Amendments 70 and 73 specify that patients should be involved in decisions relating to the provision of information about the deployment of new treatments and technologies, and the provision of this information to enable patients to make a choice with respect to aspects of healthcare provided for them. I believe that the Bill, as is, achieves what the noble Lord and noble Baroness seek to achieve through these amendments.
An integrated care board, in the exercise of its functions, must promote patient involvement in decisions relating to their care and treatment, and this would likely cover providing information about available new treatments and technologies where there is an impact on the care received. The Bill also includes duties to promote research and innovation on matters relevant to the health service and the use of evidence obtained from research, so I believe that the Bill will allow local NHS bodies to best engage and involve patients and the public, supported by national guidance.
Turning to Amendment 78, the first part of the amendment requests that integrated care boards review all innovations. I completely appreciate the intentions behind the amendment, but it is unclear to me what additional benefit such a review would produce. As noble Lords know very well, the National Institute for Health and Care Excellence already plays an important role in ensuring that patients have access to promising new innovations by making recommendations on whether health technologies represent a clinically and cost-effective use of NHS resources. Where NICE makes a positive recommendation, NHS commissioners are under statutory obligations to fund the technology. This requirement will carry over to integrated care boards.

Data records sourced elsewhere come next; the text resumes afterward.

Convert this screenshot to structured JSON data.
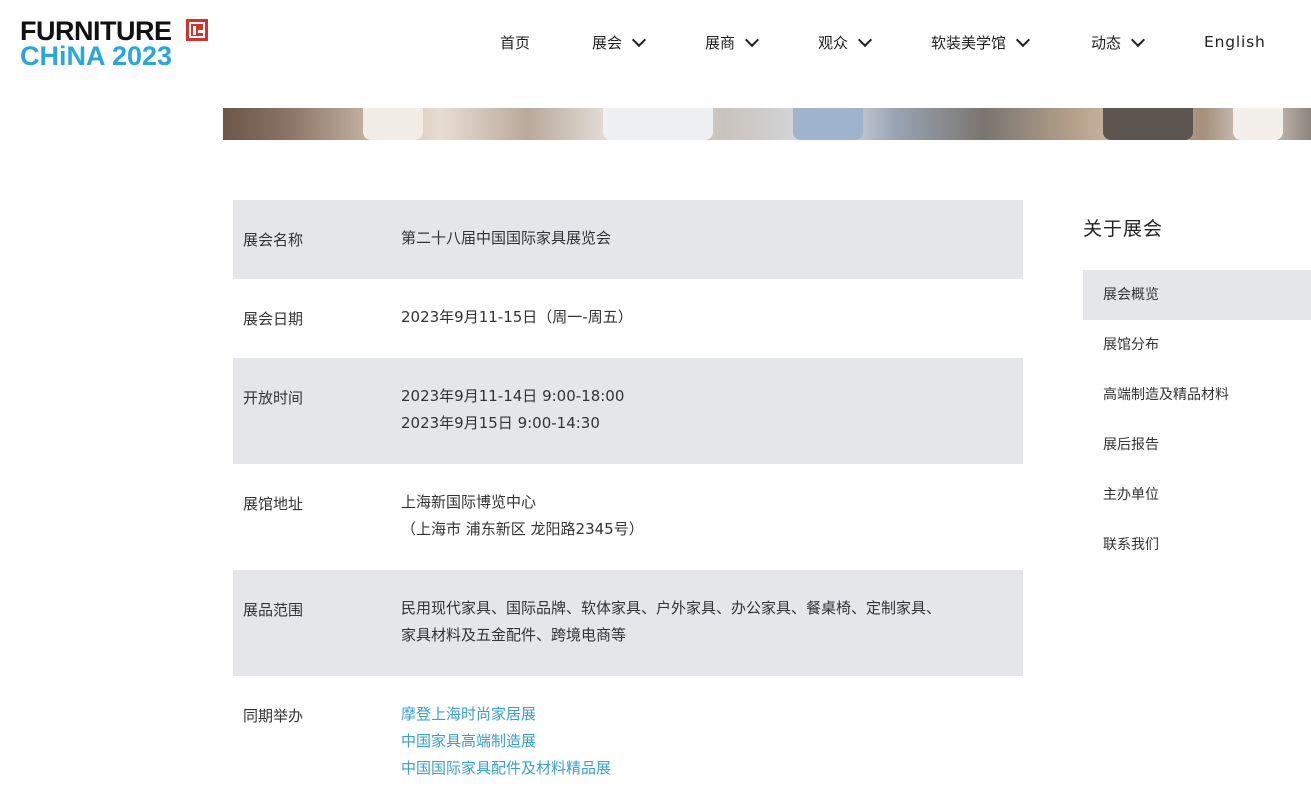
{
  "logo": {
    "line1": "FURNITURE",
    "line2": "CHiNA 2023"
  },
  "nav": {
    "items": [
      {
        "label": "首页",
        "dropdown": false
      },
      {
        "label": "展会",
        "dropdown": true
      },
      {
        "label": "展商",
        "dropdown": true
      },
      {
        "label": "观众",
        "dropdown": true
      },
      {
        "label": "软装美学馆",
        "dropdown": true
      },
      {
        "label": "动态",
        "dropdown": true
      },
      {
        "label": "English",
        "dropdown": false
      }
    ]
  },
  "info": {
    "rows": [
      {
        "label": "展会名称",
        "lines": [
          "第二十八届中国国际家具展览会"
        ]
      },
      {
        "label": "展会日期",
        "lines": [
          "2023年9月11-15日（周一-周五）"
        ]
      },
      {
        "label": "开放时间",
        "lines": [
          "2023年9月11-14日 9:00-18:00",
          "2023年9月15日 9:00-14:30"
        ]
      },
      {
        "label": "展馆地址",
        "lines": [
          "上海新国际博览中心",
          "（上海市 浦东新区 龙阳路2345号）"
        ]
      },
      {
        "label": "展品范围",
        "lines": [
          "民用现代家具、国际品牌、软体家具、户外家具、办公家具、餐桌椅、定制家具、",
          "家具材料及五金配件、跨境电商等"
        ]
      },
      {
        "label": "同期举办",
        "links": [
          "摩登上海时尚家居展",
          "中国家具高端制造展",
          "中国国际家具配件及材料精品展"
        ]
      }
    ]
  },
  "sidebar": {
    "title": "关于展会",
    "items": [
      {
        "label": "展会概览",
        "active": true
      },
      {
        "label": "展馆分布",
        "active": false
      },
      {
        "label": "高端制造及精品材料",
        "active": false
      },
      {
        "label": "展后报告",
        "active": false
      },
      {
        "label": "主办单位",
        "active": false
      },
      {
        "label": "联系我们",
        "active": false
      }
    ]
  },
  "colors": {
    "brand_blue": "#2aa6d9",
    "logo_red": "#d2342c",
    "row_shade": "#e5e6ea",
    "link": "#3a9fcf"
  }
}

The second part of the amendment seeks to appoint a dedicated innovation officer to each board and develop and maintain a system to keep up with innovations. The Accelerated Access Collaborative, or AAC, the umbrella organisation overseeing the health innovation ecosystem, is working with NHS partners to look to embed research and innovation objectives within the new statutory ICBs. For example, as articulated in their job descriptions, a clear requirement will be placed on ICB chief executives and chairs to foster a culture of innovation. We also have existing reporting tools at our disposal to monitor the use of innovative medicines and medicinal products. This includes NHS Digital’s innovation scorecard and the AAC scorecard. Finally, alongside work that is under way to strengthen our ability to monitor progress, the AAC is scoping the development of an overarching innovation metric to help identify and address unwarranted variation.
Against that background, I hope that I have said enough to persuade my noble friend to move her amendment when the time comes for it to be called and to persuade the noble Lords, Lord Hunt and Lord Clement-Jones, not to press theirs.